Several deep neural networks have recently been shown to generate activations
similar to those of the brain in response to the same input. These algorithms,
however, remain largely implausible: they require (1) extraordinarily large
amounts of data, (2) unobtainable supervised labels, (3) textual rather than
raw sensory input, and / or (4) implausibly large memory (e.g. thousands of
contextual words). These elements highlight the need to identify algorithms
that, under these limitations, would suffice to account for both behavioral and
brain responses. Focusing on the issue of speech processing, we here
hypothesize that self-supervised algorithms trained on the raw waveform
constitute a promising candidate. Specifically, we compare a recent
self-supervised architecture, Wav2Vec 2.0, to the brain activity of 412
English, French, and Mandarin individuals recorded with functional Magnetic
Resonance Imaging (fMRI), while they listened to ~1h of audio books. Our
results are four-fold. First, we show that this algorithm learns brain-like
representations with as little as 600 hours of unlabelled speech -- a quantity
comparable to what infants can be exposed to during language acquisition.
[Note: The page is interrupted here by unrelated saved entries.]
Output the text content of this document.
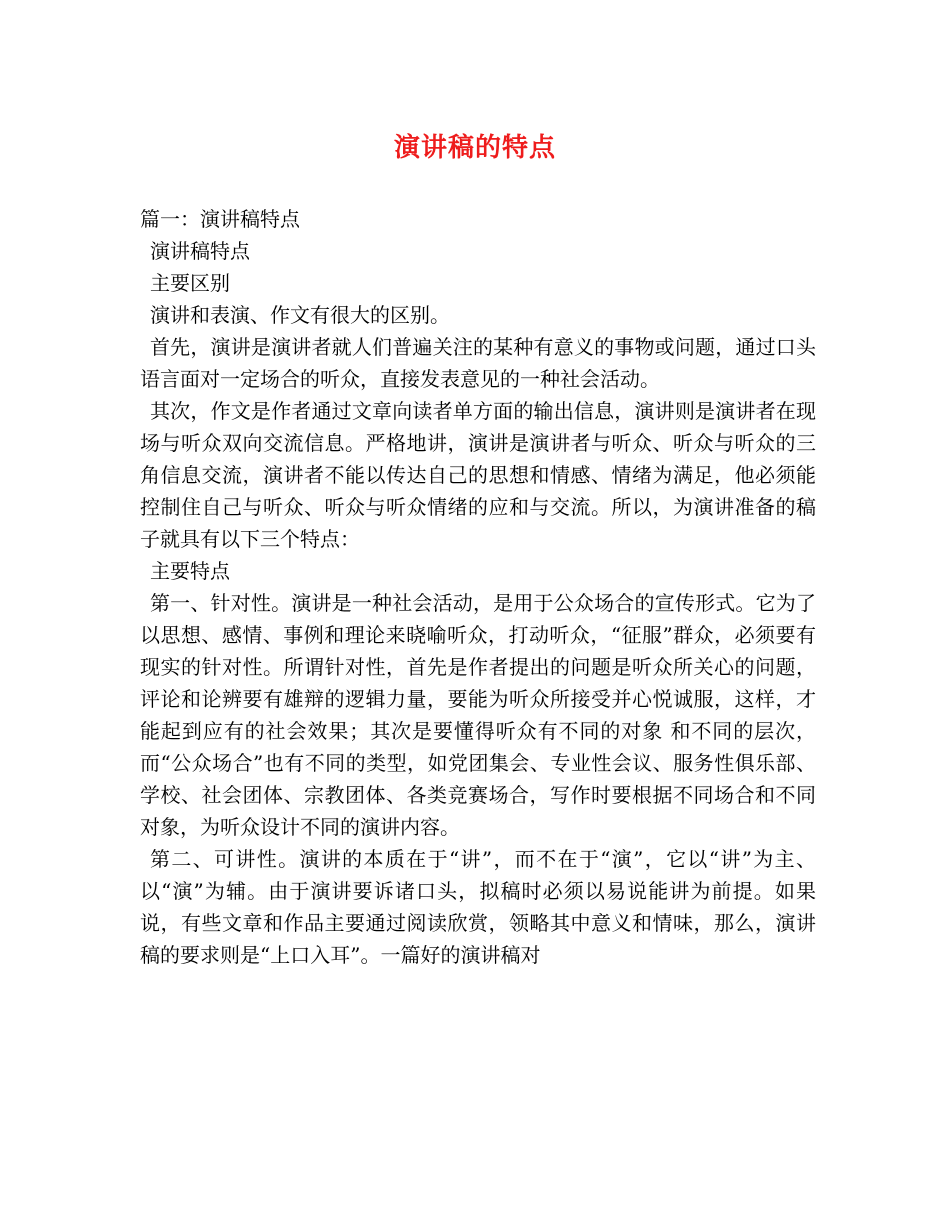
演讲稿的特点
篇一：演讲稿特点
演讲稿特点
主要区别
演讲和表演、作文有很大的区别。
首先，演讲是演讲者就人们普遍关注的某种有意义的事物或问题，通过口头语言面对一定场合的听众，直接发表意见的一种社会活动。
其次，作文是作者通过文章向读者单方面的输出信息，演讲则是演讲者在现场与听众双向交流信息。严格地讲，演讲是演讲者与听众、听众与听众的三角信息交流，演讲者不能以传达自己的思想和情感、情绪为满足，他必须能控制住自己与听众、听众与听众情绪的应和与交流。所以，为演讲准备的稿子就具有以下三个特点：
主要特点
第一、针对性。演讲是一种社会活动，是用于公众场合的宣传形式。它为了以思想、感情、事例和理论来晓喻听众，打动听众，“征服”群众，必须要有现实的针对性。所谓针对性，首先是作者提出的问题是听众所关心的问题，评论和论辨要有雄辩的逻辑力量，要能为听众所接受并心悦诚服，这样，才能起到应有的社会效果；其次是要懂得听众有不同的对象 和不同的层次，而“公众场合”也有不同的类型，如党团集会、专业性会议、服务性俱乐部、 学校、社会团体、宗教团体、各类竞赛场合，写作时要根据不同场合和不同对象，为听众设计不同的演讲内容。
第二、可讲性。演讲的本质在于“讲”，而不在于“演”，它以“讲”为主、以“演”为辅。由于演讲要诉诸口头，拟稿时必须以易说能讲为前提。如果说，有些文章和作品主要通过阅读欣赏，领略其中意义和情味，那么，演讲稿的要求则是“上口入耳”。一篇好的演讲稿对
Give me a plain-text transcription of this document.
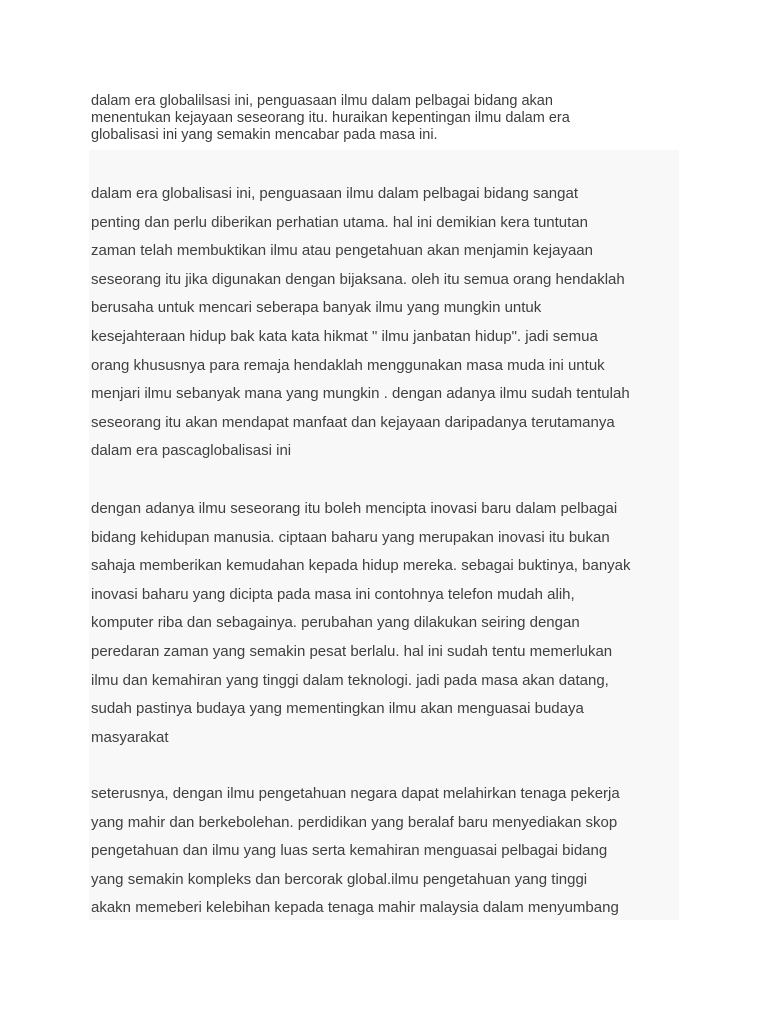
dalam era globalilsasi ini, penguasaan ilmu dalam pelbagai bidang akan
menentukan kejayaan seseorang itu. huraikan kepentingan ilmu dalam era
globalisasi ini yang semakin mencabar pada masa ini.
dalam era globalisasi ini, penguasaan ilmu dalam pelbagai bidang sangat
penting dan perlu diberikan perhatian utama. hal ini demikian kera tuntutan
zaman telah membuktikan ilmu atau pengetahuan akan menjamin kejayaan
seseorang itu jika digunakan dengan bijaksana. oleh itu semua orang hendaklah
berusaha untuk mencari seberapa banyak ilmu yang mungkin untuk
kesejahteraan hidup bak kata kata hikmat " ilmu janbatan hidup". jadi semua
orang khususnya para remaja hendaklah menggunakan masa muda ini untuk
menjari ilmu sebanyak mana yang mungkin . dengan adanya ilmu sudah tentulah
seseorang itu akan mendapat manfaat dan kejayaan daripadanya terutamanya
dalam era pascaglobalisasi ini
dengan adanya ilmu seseorang itu boleh mencipta inovasi baru dalam pelbagai
bidang kehidupan manusia. ciptaan baharu yang merupakan inovasi itu bukan
sahaja memberikan kemudahan kepada hidup mereka. sebagai buktinya, banyak
inovasi baharu yang dicipta pada masa ini contohnya telefon mudah alih,
komputer riba dan sebagainya. perubahan yang dilakukan seiring dengan
peredaran zaman yang semakin pesat berlalu. hal ini sudah tentu memerlukan
ilmu dan kemahiran yang tinggi dalam teknologi. jadi pada masa akan datang,
sudah pastinya budaya yang mementingkan ilmu akan menguasai budaya
masyarakat
seterusnya, dengan ilmu pengetahuan negara dapat melahirkan tenaga pekerja
yang mahir dan berkebolehan. perdidikan yang beralaf baru menyediakan skop
pengetahuan dan ilmu yang luas serta kemahiran menguasai pelbagai bidang
yang semakin kompleks dan bercorak global.ilmu pengetahuan yang tinggi
akakn memeberi kelebihan kepada tenaga mahir malaysia dalam menyumbang
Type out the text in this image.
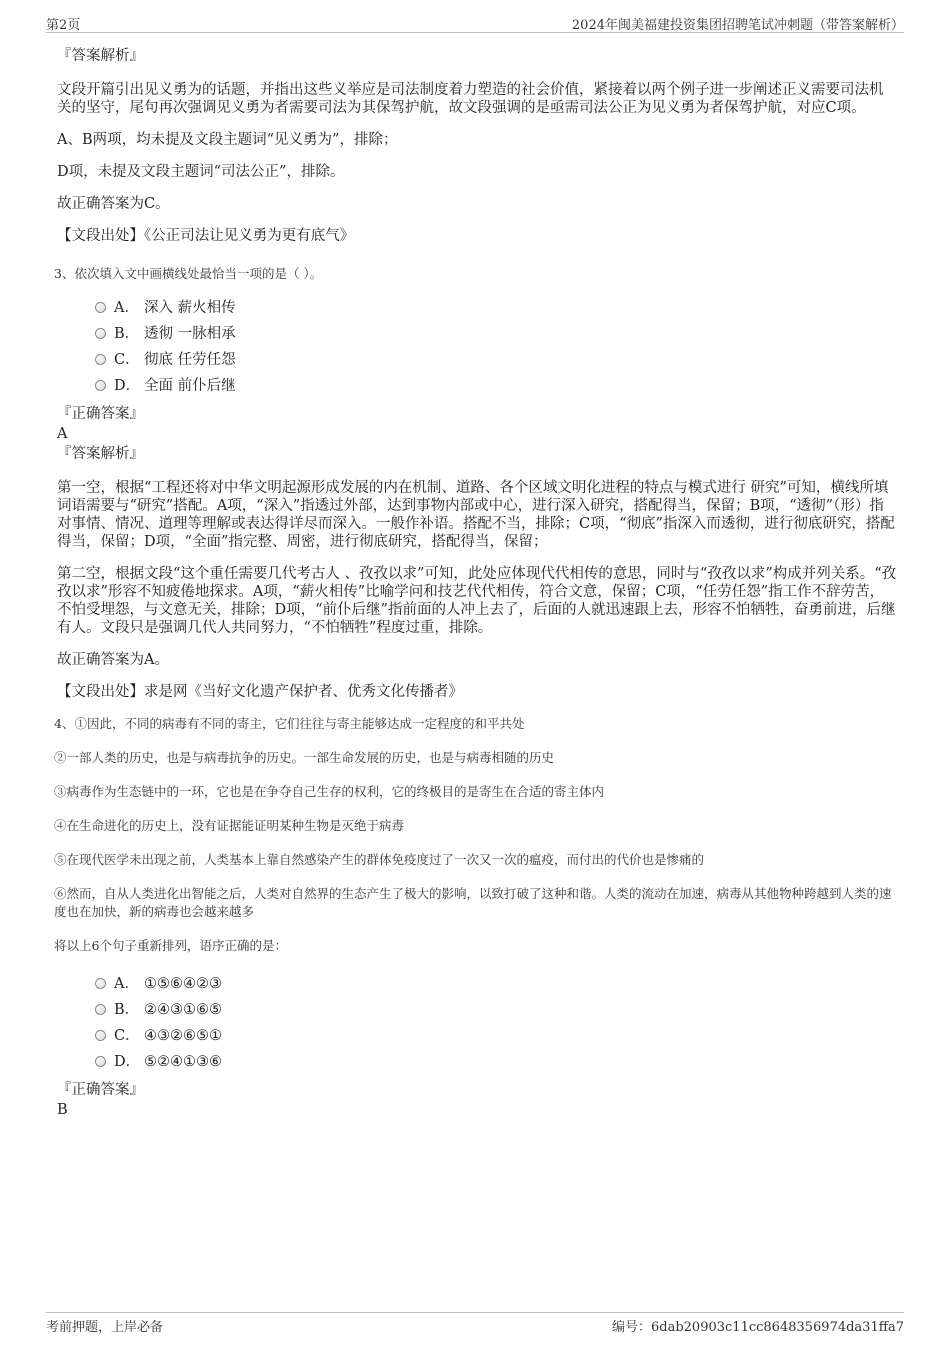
第2页	2024年闽美福建投资集团招聘笔试冲刺题（带答案解析）

『答案解析』

文段开篇引出见义勇为的话题，并指出这些义举应是司法制度着力塑造的社会价值，紧接着以两个例子进一步阐述正义需要司法机关的坚守，尾句再次强调见义勇为者需要司法为其保驾护航，故文段强调的是亟需司法公正为见义勇为者保驾护航，对应C项。

A、B两项，均未提及文段主题词“见义勇为”，排除；

D项，未提及文段主题词“司法公正”，排除。

故正确答案为C。

【文段出处】《公正司法让见义勇为更有底气》

3、依次填入文中画横线处最恰当一项的是（ ）。

A． 深入 薪火相传
B． 透彻 一脉相承
C． 彻底 任劳任怨
D． 全面 前仆后继

『正确答案』

A

『答案解析』

第一空，根据“工程还将对中华文明起源形成发展的内在机制、道路、各个区域文明化进程的特点与模式进行 研究”可知，横线所填词语需要与“研究”搭配。A项，“深入”指透过外部，达到事物内部或中心，进行深入研究，搭配得当，保留；B项，“透彻”（形）指对事情、情况、道理等理解或表达得详尽而深入。一般作补语。搭配不当，排除；C项，“彻底”指深入而透彻，进行彻底研究，搭配得当，保留；D项，“全面”指完整、周密，进行彻底研究，搭配得当，保留；

第二空，根据文段“这个重任需要几代考古人 、孜孜以求”可知，此处应体现代代相传的意思，同时与“孜孜以求”构成并列关系。“孜孜以求”形容不知疲倦地探求。A项，“薪火相传”比喻学问和技艺代代相传，符合文意，保留；C项，“任劳任怨”指工作不辞劳苦，不怕受埋怨，与文意无关，排除；D项，“前仆后继”指前面的人冲上去了，后面的人就迅速跟上去，形容不怕牺牲，奋勇前进，后继有人。文段只是强调几代人共同努力，“不怕牺牲”程度过重，排除。

故正确答案为A。

【文段出处】求是网《当好文化遗产保护者、优秀文化传播者》

4、①因此，不同的病毒有不同的寄主，它们往往与寄主能够达成一定程度的和平共处

②一部人类的历史，也是与病毒抗争的历史。一部生命发展的历史，也是与病毒相随的历史

③病毒作为生态链中的一环，它也是在争夺自己生存的权利，它的终极目的是寄生在合适的寄主体内

④在生命进化的历史上，没有证据能证明某种生物是灭绝于病毒

⑤在现代医学未出现之前，人类基本上靠自然感染产生的群体免疫度过了一次又一次的瘟疫，而付出的代价也是惨痛的

⑥然而，自从人类进化出智能之后，人类对自然界的生态产生了极大的影响，以致打破了这种和谐。人类的流动在加速，病毒从其他物种跨越到人类的速度也在加快，新的病毒也会越来越多

将以上6个句子重新排列，语序正确的是：

A． ①⑤⑥④②③
B． ②④③①⑥⑤
C． ④③②⑥⑤①
D． ⑤②④①③⑥

『正确答案』

B

考前押题，上岸必备	编号：6dab20903c11cc8648356974da31ffa7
Second, its functional hierarchy aligns with the cortical hierarchy of speech
processing. Third, different training regimes reveal a functional
specialization akin to the cortex: Wav2Vec 2.0 learns sound-generic,
speech-specific and language-specific representations similar to those of the
prefrontal and temporal cortices. Fourth, we confirm the similarity of this
specialization with the behavior of 386 additional participants. These
elements, resulting from the largest neuroimaging benchmark to date, show how
self-supervised learning can account for a rich organization of speech
processing in the brain, and thus delineate a path to identify the laws of
language acquisition which shape the human brain.